Romney speech, a last-minute campaign event at Middlesex Truck and Coach, a small truck repair shop just outside Boston, was heard by no more than a dozen mechanics, reports Yahoo! News. Regardless, Romney used the venue as an example of his own business principles – principles he hopes to bring to the Oval Office in 2012.
“This is the kind of place that has put people to work over the years, over the decades. … Someone else isn’t responsible for what he did here,” Romney said, referring to the shop’s owner. “This is not the result of government. This is the result of people who take risks, create dreams, who build for themselves and for their families.”
Romney continued to hammer Obama on jobs, pointing to the President’s derelict jobs council, which hasn’t met in six months. Compared to Obama’s hectic fundraising schedule and a recent report showing more Americans actively seeking unemployment, Romney questioned the President’s priorities before flatly saying he doesn’t deserve another term. “You learn something about the president’s priorities,” Romney said. “The job he’s interested in protecting is his own.”

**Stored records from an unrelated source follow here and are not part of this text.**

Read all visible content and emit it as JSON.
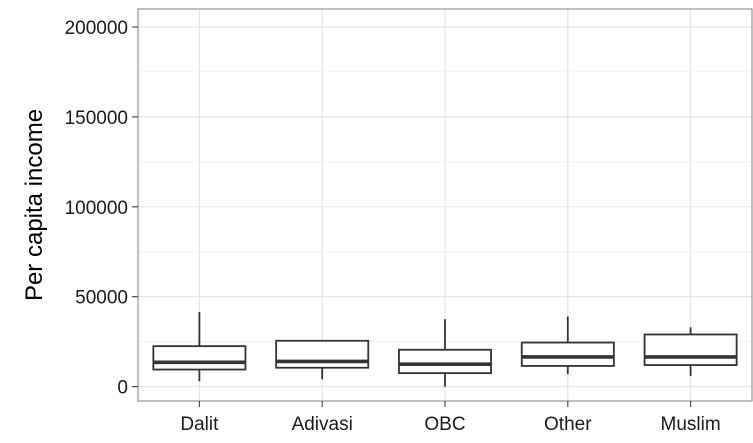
{
  "chart_data": {
    "type": "boxplot",
    "title": "",
    "xlabel": "",
    "ylabel": "Per capita income",
    "ylim": [
      -8000,
      210000
    ],
    "y_ticks": [
      0,
      50000,
      100000,
      150000,
      200000
    ],
    "y_tick_labels": [
      "0",
      "50000",
      "100000",
      "150000",
      "200000"
    ],
    "categories": [
      "Dalit",
      "Adivasi",
      "OBC",
      "Other",
      "Muslim"
    ],
    "boxes": [
      {
        "category": "Dalit",
        "whisker_low": 3000,
        "q1": 9500,
        "median": 13500,
        "q3": 22500,
        "whisker_high": 41500
      },
      {
        "category": "Adivasi",
        "whisker_low": 4000,
        "q1": 10500,
        "median": 14000,
        "q3": 25500,
        "whisker_high": 25500
      },
      {
        "category": "OBC",
        "whisker_low": 0,
        "q1": 7500,
        "median": 12500,
        "q3": 20500,
        "whisker_high": 37500
      },
      {
        "category": "Other",
        "whisker_low": 7000,
        "q1": 11500,
        "median": 16500,
        "q3": 24500,
        "whisker_high": 39000
      },
      {
        "category": "Muslim",
        "whisker_low": 6000,
        "q1": 12000,
        "median": 16500,
        "q3": 29000,
        "whisker_high": 33000
      }
    ],
    "grid": true,
    "legend": "none",
    "colors": {
      "panel_border": "#7f7f7f",
      "grid_major": "#e5e5e5",
      "grid_minor": "#f2f2f2",
      "box_line": "#333333",
      "box_fill": "#ffffff",
      "tick": "#4d4d4d"
    }
  }
}
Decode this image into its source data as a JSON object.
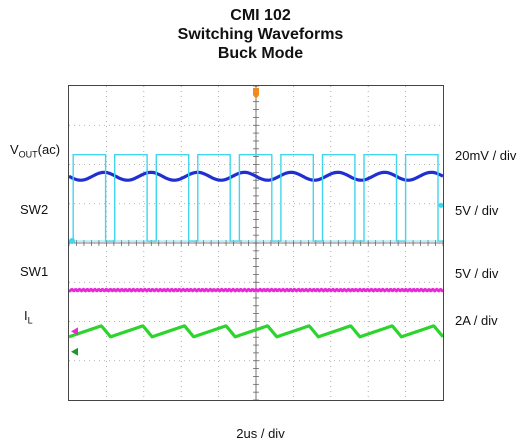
{
  "title": [
    "CMI 102",
    "Switching Waveforms",
    "Buck Mode"
  ],
  "xlabel": "2us / div",
  "chart_data": {
    "type": "line",
    "title": "CMI 102 Switching Waveforms Buck Mode",
    "xlabel": "2us / div",
    "x_divisions": 10,
    "y_divisions": 8,
    "grid": true,
    "series": [
      {
        "name": "VOUT(ac)",
        "label_main": "V",
        "label_sub": "OUT",
        "label_suffix": "(ac)",
        "scale": "20mV / div",
        "color": "#1f2fd1",
        "shape": "ripple",
        "level_div": 2.3,
        "amplitude_div": 0.1,
        "cycles": 8
      },
      {
        "name": "SW2",
        "label_main": "SW2",
        "scale": "5V / div",
        "color": "#3fd6ee",
        "shape": "square",
        "high_div": 1.75,
        "low_div": 3.95,
        "cycles": 9,
        "duty": 0.78
      },
      {
        "name": "SW1",
        "label_main": "SW1",
        "scale": "5V / div",
        "color": "#e62ad6",
        "shape": "flat",
        "level_div": 5.2,
        "amplitude_div": 0.02
      },
      {
        "name": "IL",
        "label_main": "I",
        "label_sub": "L",
        "scale": "2A / div",
        "color": "#2ed42e",
        "shape": "triangle",
        "level_div": 6.25,
        "amplitude_div": 0.14,
        "cycles": 9
      }
    ]
  }
}
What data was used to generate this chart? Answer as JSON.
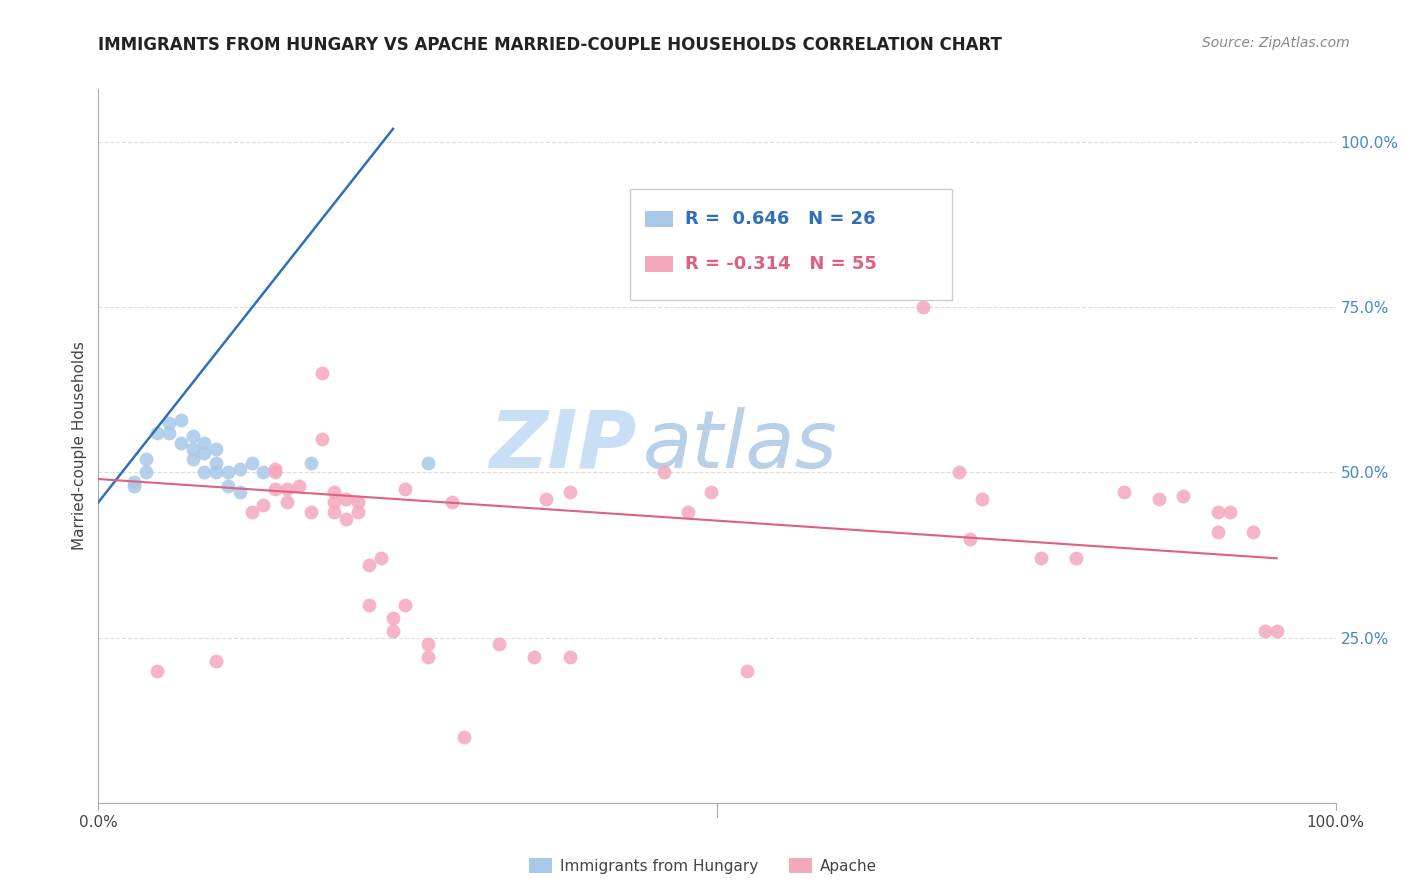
{
  "title": "IMMIGRANTS FROM HUNGARY VS APACHE MARRIED-COUPLE HOUSEHOLDS CORRELATION CHART",
  "source": "Source: ZipAtlas.com",
  "ylabel": "Married-couple Households",
  "legend_label1": "Immigrants from Hungary",
  "legend_label2": "Apache",
  "r1": 0.646,
  "n1": 26,
  "r2": -0.314,
  "n2": 55,
  "color_blue": "#a8c8e8",
  "color_pink": "#f4a8bc",
  "line_blue": "#3070b8",
  "line_pink": "#e06080",
  "watermark_zip": "ZIP",
  "watermark_atlas": "atlas",
  "watermark_color_zip": "#c8dff5",
  "watermark_color_atlas": "#b8d0e8",
  "blue_points_x": [
    0.003,
    0.003,
    0.004,
    0.004,
    0.005,
    0.006,
    0.006,
    0.007,
    0.007,
    0.008,
    0.008,
    0.008,
    0.009,
    0.009,
    0.009,
    0.01,
    0.01,
    0.01,
    0.011,
    0.011,
    0.012,
    0.012,
    0.013,
    0.014,
    0.018,
    0.028
  ],
  "blue_points_y": [
    0.485,
    0.48,
    0.5,
    0.52,
    0.56,
    0.575,
    0.56,
    0.58,
    0.545,
    0.555,
    0.535,
    0.52,
    0.545,
    0.53,
    0.5,
    0.535,
    0.515,
    0.5,
    0.5,
    0.48,
    0.505,
    0.47,
    0.515,
    0.5,
    0.515,
    0.515
  ],
  "pink_points_x": [
    0.005,
    0.01,
    0.013,
    0.014,
    0.015,
    0.015,
    0.015,
    0.016,
    0.016,
    0.017,
    0.018,
    0.019,
    0.019,
    0.02,
    0.02,
    0.02,
    0.021,
    0.021,
    0.022,
    0.022,
    0.023,
    0.023,
    0.024,
    0.025,
    0.025,
    0.026,
    0.026,
    0.028,
    0.028,
    0.03,
    0.031,
    0.034,
    0.037,
    0.038,
    0.04,
    0.04,
    0.048,
    0.05,
    0.052,
    0.055,
    0.07,
    0.073,
    0.074,
    0.075,
    0.08,
    0.083,
    0.087,
    0.09,
    0.092,
    0.095,
    0.095,
    0.096,
    0.098,
    0.099,
    0.1
  ],
  "pink_points_y": [
    0.2,
    0.215,
    0.44,
    0.45,
    0.475,
    0.5,
    0.505,
    0.475,
    0.455,
    0.48,
    0.44,
    0.55,
    0.65,
    0.44,
    0.47,
    0.455,
    0.46,
    0.43,
    0.455,
    0.44,
    0.36,
    0.3,
    0.37,
    0.28,
    0.26,
    0.475,
    0.3,
    0.24,
    0.22,
    0.455,
    0.1,
    0.24,
    0.22,
    0.46,
    0.47,
    0.22,
    0.5,
    0.44,
    0.47,
    0.2,
    0.75,
    0.5,
    0.4,
    0.46,
    0.37,
    0.37,
    0.47,
    0.46,
    0.465,
    0.44,
    0.41,
    0.44,
    0.41,
    0.26,
    0.26
  ],
  "blue_line_x": [
    0.0,
    0.025
  ],
  "blue_line_y": [
    0.455,
    1.02
  ],
  "pink_line_x": [
    0.0,
    0.1
  ],
  "pink_line_y": [
    0.49,
    0.37
  ],
  "xlim": [
    0.0,
    0.105
  ],
  "ylim": [
    0.0,
    1.08
  ],
  "ytick_positions": [
    0.25,
    0.5,
    0.75,
    1.0
  ],
  "ytick_labels": [
    "25.0%",
    "50.0%",
    "75.0%",
    "100.0%"
  ],
  "background_color": "#ffffff",
  "grid_color": "#dddddd",
  "title_fontsize": 12,
  "source_fontsize": 10,
  "tick_fontsize": 11,
  "ylabel_fontsize": 11
}
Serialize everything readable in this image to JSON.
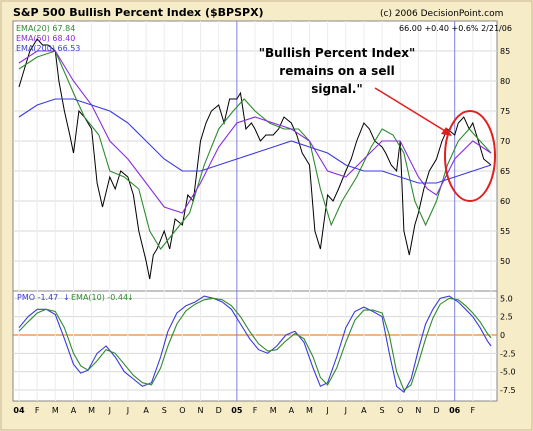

Despite his tough line on the President, which could foreshadow a strong point of rhetoric in the upcoming debates, Romney has skeletons of his own to address. Namely, concerns over his earnings and taxes that have cropped up of late, according to AP.
Still, Obama’s slip, no matter its origins, have at the very least guaranteed that Romney will become an opponent to be reckoned with as the election heats up. Obama needs to realize now more than ever that he won’t be skating into office for a second term. He has to want it. Just like Mitt Romney wants it.